Innovative Cryopreservation for Transported Horse Semen

Cryo-Progress:
A Unique Freezing Technology (UFT)

Although great improvements have been made to conventional liquid nitrogen vapor techniques, there have been relatively few true technological advancements in the field of semen cryopreservation. The Unique Freezing Technology (UFT) operates on a principle radically different from conventional liquid nitrogen vapor cryopreservation methods.

With UFT, samples are frozen by submerging them into a liquid vat. The proprietary fluid used in UFT is a modified organic solution that is FDA approved. Unique characteristics of this fluid are that it can be maintained at temperatures below 0oC without solidifying, it has a heat index similar to water, and a very high rate of heat dissipation.

UFT frozen doses are packaged in cryovials. This offers a number of benefits. First, current UFT protocols dictate thawing the vials at room temperature for 45 seconds before placing them in a 37oC water bath. Vials frozen in this system have been exposed to ambient temperatures for up to two minutes without detectable damage. UFT preservation in cryovials affords the opportunity to confidently work with and identify samples before they are thawed, as well as making the combination of volume from multiple straws unnecessary.

Extensive testing at a major university indicates that UFT offers substantial benefits for the cryoprservation of equine semen. These include the effectiveness of this system with a larger population of stallions, and superior protection against the damage caused by cryopreservation.

It is estimated that less than 24% of the entire stallion population produce an ejaculate suitable for conventional liquid nitrogen cryopreservation. University conducted research trials indicate that 75% of the stallions evaluated performed at a satisfactory level with UFT. This is because UFT minimizes the amount of damage that occurs during the cryopreservation process.

The thermal transfer involved with UFT is characterized by the dissipation of heat from the sample. This cools the sample very homogenously. The dissipation of heat applies much less mechanical stress to the cells compared to the thermal insult of blast freezing associated with conventional liquid nitrogen vapor freezing.

During the cooling and freezing process typical damage includes degradation of cellular membranes, altered metabolism, and cryolysis or perforation of the sperm cell by ice crystal formation. This damage is manifested as abnormal swimming patterns, loss of motility, or loss of fertilizing capability.

As the membrane integrity and metabolic processes of the sperm cell are disrupted, the sperm will accumulate further damage as a process called lipid peroxidation reaches toxic levels in the cell. The cascade of damage will ultimately lead to the premature capacitation and acrosome reaction of the sperm cell.

The acrosome is a sack of enzymes located at the top of the sperm head. These enzymes assist the sperm cell in the penetration of the egg.
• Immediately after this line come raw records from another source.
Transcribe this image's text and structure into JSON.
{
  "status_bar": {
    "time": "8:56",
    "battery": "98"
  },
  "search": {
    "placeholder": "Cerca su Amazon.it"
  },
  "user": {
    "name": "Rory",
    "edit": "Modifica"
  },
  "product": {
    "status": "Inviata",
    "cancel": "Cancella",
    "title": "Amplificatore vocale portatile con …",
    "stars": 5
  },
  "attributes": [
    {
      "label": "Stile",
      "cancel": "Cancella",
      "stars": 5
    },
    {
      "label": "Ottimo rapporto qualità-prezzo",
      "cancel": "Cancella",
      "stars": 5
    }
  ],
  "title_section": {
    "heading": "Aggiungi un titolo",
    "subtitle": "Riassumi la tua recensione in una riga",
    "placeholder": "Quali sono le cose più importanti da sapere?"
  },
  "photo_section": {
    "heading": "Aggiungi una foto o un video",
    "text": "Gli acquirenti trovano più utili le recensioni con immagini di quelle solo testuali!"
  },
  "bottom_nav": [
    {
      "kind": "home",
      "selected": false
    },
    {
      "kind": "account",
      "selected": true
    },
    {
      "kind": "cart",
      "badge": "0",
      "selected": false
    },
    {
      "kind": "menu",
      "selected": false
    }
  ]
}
An intact acrosome post-thaw is crucial for fertilization. Research has verified that samples frozen in UFT express considerably less acrosomal damage than conventionally frozen cells.

Finally, the most visible evidence of the benefit of UFT over conventional liquid nitrogen cryopreservation is the percentage of increased post-thaw motility. In two university conducted trials the average percentage of increased post-thaw motility were 146.57%. For example, a stallion with a post thaw motility of approximately 18% in liquid nitrogen could reach a post thaw motility of approximately 45% by freezing in a UFT.
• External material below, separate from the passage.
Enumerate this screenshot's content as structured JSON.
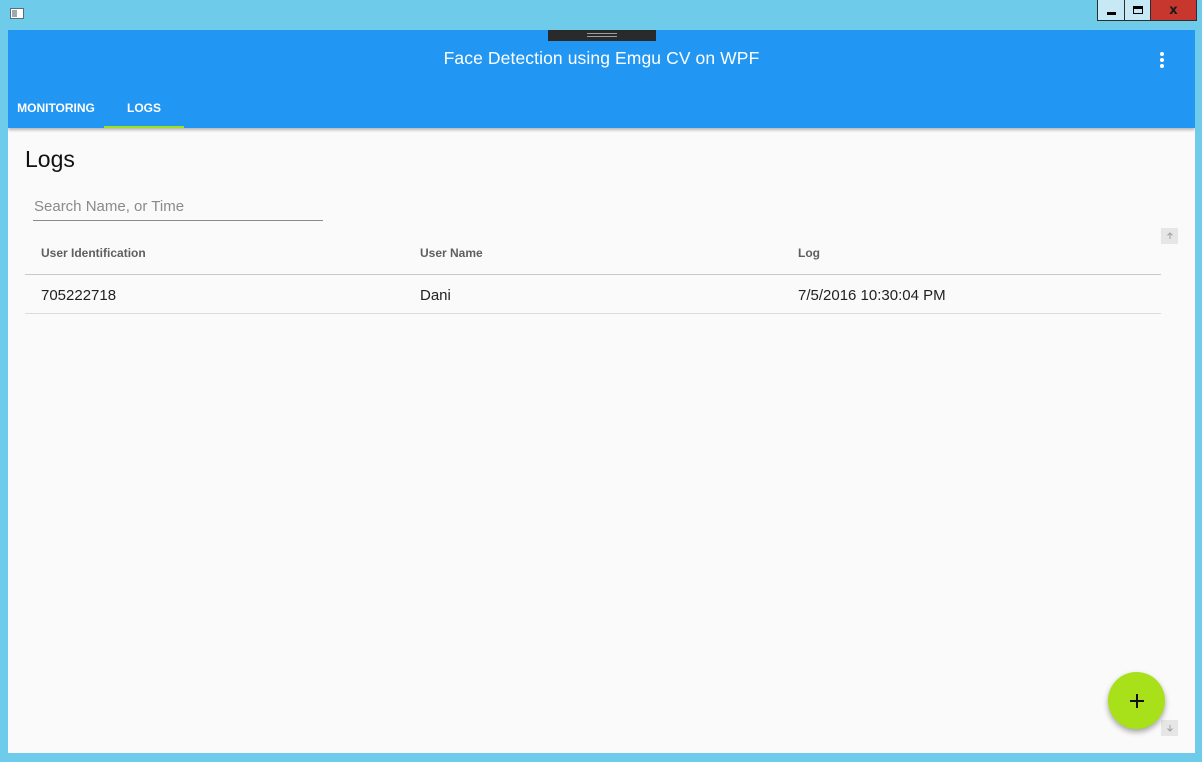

The samples for these trials were collected, cooled, and shipped to an offsite laboratory for cryopreservation. This resulted in lower than optimal post-thaw motilities for both liquid nitrogen controls and UFT cryopreserved samples. However, the increased post thaw motility achieved through the UFT system is evident. These results illustrate that UFT does indeed offer distinct advantages for the cryopreservation of stallion semen.